J'étais certain que sa présence ferait un bon contrepoids à toutes les vedettes. Sur le plateau, Firmine était un peu l'actrice d'un seul rôle. Sa bonne humeur a fait le reste. Elle a apporté une humilité, une gentillesse et une simplicité qui contrebalançaient toute tentation égocentrique venant des autres.»

Emmanuelle Béart

«Le film d'elle qui m'a le plus marqué, c'est Un Cœur en hiver de Claude Sautet (1991). Je dis ce titre-là, parce que je montre une photographie de Romy Schneider dans 8 Femmes et qu'Emmanuelle Béart a pris le flambeau laissé par Romy Schneider dans les derniers films de Sautet. J'aime cette façon qu'elle a, en général, de tout donner dans le jeu. Elle se brûle. Au sein du groupe, sa présence était très intrigante pour tout le monde. Comme elle incarne la bonne de toutes ces grandes actrices, dans 8 Femmes, elle s'est naturellement isolée des autres. Elle avait un énorme besoin de se concentrer, ce qui était très étrange puisque les sept autres vivaient plutôt le tournage dans une atmosphère ludique. Son apport fut, peut-être, une concentration, un mode de jeu qu'il fallait respecter.»

Virginie Ledoyen

«Je me souviens surtout d'elle dans La Fille seule de Benoît Jacquot (1995): une véritable déclaration d'amour d'un metteur en scène pour son actrice. Elle y est filmée sous tous les angles. Je l'avais trouvée bouleversante.

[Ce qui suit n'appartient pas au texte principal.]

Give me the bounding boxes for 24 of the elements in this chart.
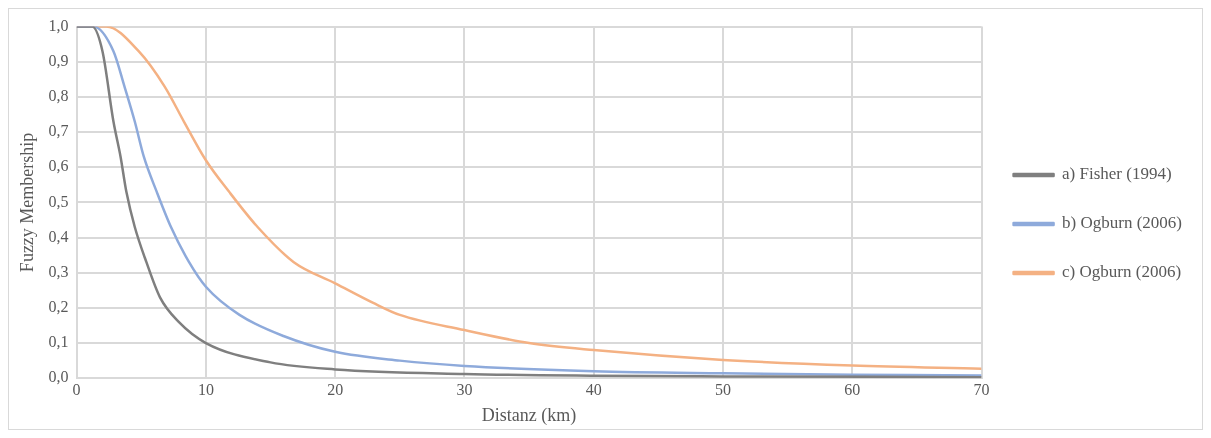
legend-label: b) Ogburn (2006) [1062, 213, 1182, 233]
x-tick-label: 10 [197, 381, 214, 398]
y-tick-label: 0,7 [48, 122, 69, 140]
x-axis-title: Distanz (km) [481, 404, 577, 426]
y-tick-label: 0,0 [48, 368, 69, 386]
x-tick-label: 60 [844, 381, 861, 398]
y-tick-label: 0,9 [48, 51, 69, 69]
x-tick-label: 0 [72, 381, 81, 398]
x-tick-label: 70 [973, 381, 990, 398]
legend-label: c) Ogburn (2006) [1062, 262, 1182, 282]
x-tick-label: 40 [585, 381, 602, 398]
y-tick-label: 0,5 [48, 192, 69, 210]
x-tick-label: 20 [327, 381, 344, 398]
y-tick-label: 0,6 [48, 157, 69, 175]
y-tick-label: 0,8 [48, 87, 69, 105]
y-axis-title: Fuzzy Membership [16, 132, 37, 273]
legend-label: a) Fisher (1994) [1062, 164, 1172, 184]
y-tick-label: 0,2 [48, 298, 69, 316]
y-tick-label: 0,4 [48, 227, 69, 245]
y-tick-label: 0,1 [48, 333, 69, 351]
y-tick-label: 1,0 [48, 16, 69, 34]
y-tick-label: 0,3 [48, 262, 69, 280]
x-tick-label: 50 [715, 381, 732, 398]
x-tick-label: 30 [456, 381, 473, 398]
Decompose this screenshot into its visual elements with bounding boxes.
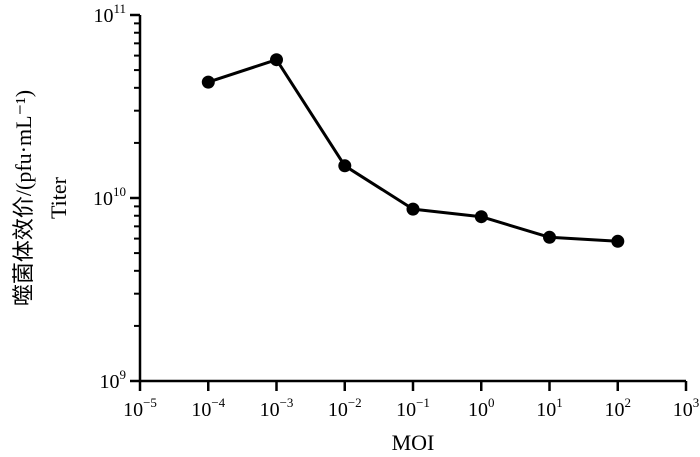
x-tick-label: 10−3 [260, 395, 294, 421]
data-point [543, 230, 556, 244]
x-tick-label: 100 [468, 395, 495, 421]
x-tick-label: 10−1 [396, 395, 430, 421]
y-axis-title-chinese: 噬菌体效价/(pfu·mL⁻¹) [11, 90, 36, 306]
x-tick-label: 102 [605, 395, 632, 421]
x-tick-label: 10−2 [328, 395, 362, 421]
x-tick-label: 10−4 [191, 395, 225, 421]
data-point [611, 234, 625, 248]
y-tick-label: 109 [100, 367, 127, 393]
y-tick-label: 1010 [93, 184, 126, 210]
y-tick-label: 1011 [93, 1, 126, 27]
data-point [338, 159, 352, 173]
axes [138, 15, 686, 383]
x-tick-label: 101 [536, 395, 563, 421]
x-tick-label: 10−5 [123, 395, 157, 421]
x-axis-title: MOI [392, 430, 435, 455]
data-point [406, 202, 420, 216]
x-tick-label: 103 [673, 395, 700, 421]
y-axis-title-english: Titer [46, 176, 71, 219]
data-points [201, 53, 625, 248]
data-point [474, 210, 488, 224]
data-point [201, 75, 215, 89]
tick-group: 10−5 10−4 10−3 10−2 10−1 100 101 102 103 109 1010 1… [93, 1, 699, 421]
data-point [270, 53, 283, 67]
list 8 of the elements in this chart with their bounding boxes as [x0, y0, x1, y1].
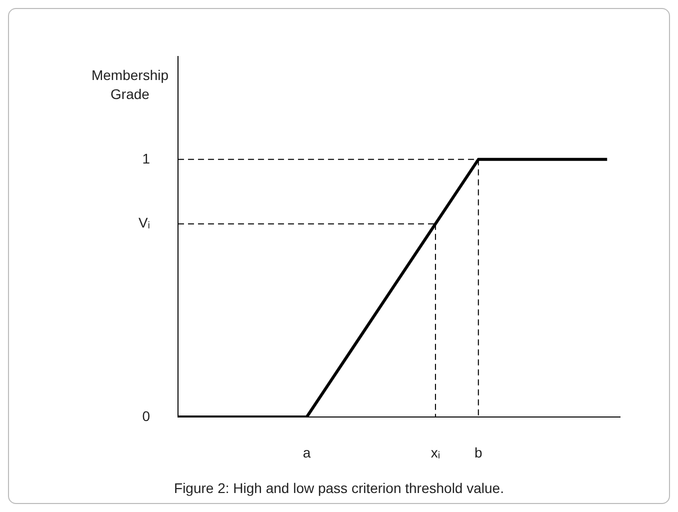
text: Figure 2: High and low pass criterion threshold value.: [173, 480, 505, 496]
y-axis-title: Membership Grade: [90, 66, 170, 104]
y-tick-label: 0: [142, 408, 150, 424]
x-tick-label: b: [474, 444, 482, 460]
y-tick-label: Vᵢ: [138, 214, 150, 231]
y-tick-label: 1: [142, 150, 150, 166]
x-tick-label: a: [302, 444, 311, 460]
x-tick-label: xᵢ: [430, 444, 440, 460]
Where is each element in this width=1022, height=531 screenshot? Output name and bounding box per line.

Quel cadeau pour un réalisateur! Pendant le tournage de 8 Femmes, elle a joué le rôle de go-between, de relais avec toute l'équipe. Quand j'avais quelque chose à faire passer, je pouvais m'appuyer sur Virgine et être certain que chacun serait au courant.»

Ludivine Sagnier

«Parmi les films de Ludivine, je suis presque obligé de citer celui que nous avions déjà tourné ensemble: Gouttes d'eau sur pierres brûlantes (1999) d'après une pièce de Fassbinder. Forcément: c'est là que je l'ai découverte. Son rôle lui permettait de développer une très grande sensualité. Elle en a un peu souffert, des gens lui disaient: «Vous étiez nue dans ce film.» J'ai donc eu envie de lui donner un rôle différent.

Tout le monde, sur le plateau, l'a considérée comme la petite jeune que toutes les actrices avaient envie de materner. Dans le groupe, elle est sans doute celle dont je me suis le moins occupé. Peut-être que je me suis permis d'être plus dur avec elle parce que je n'osais pas utiliser les autres comme boucs émissaires. Quand ça n'allait pas, je me vengeais sur elle.»

8 Femmes, de François Ozon (France 2001).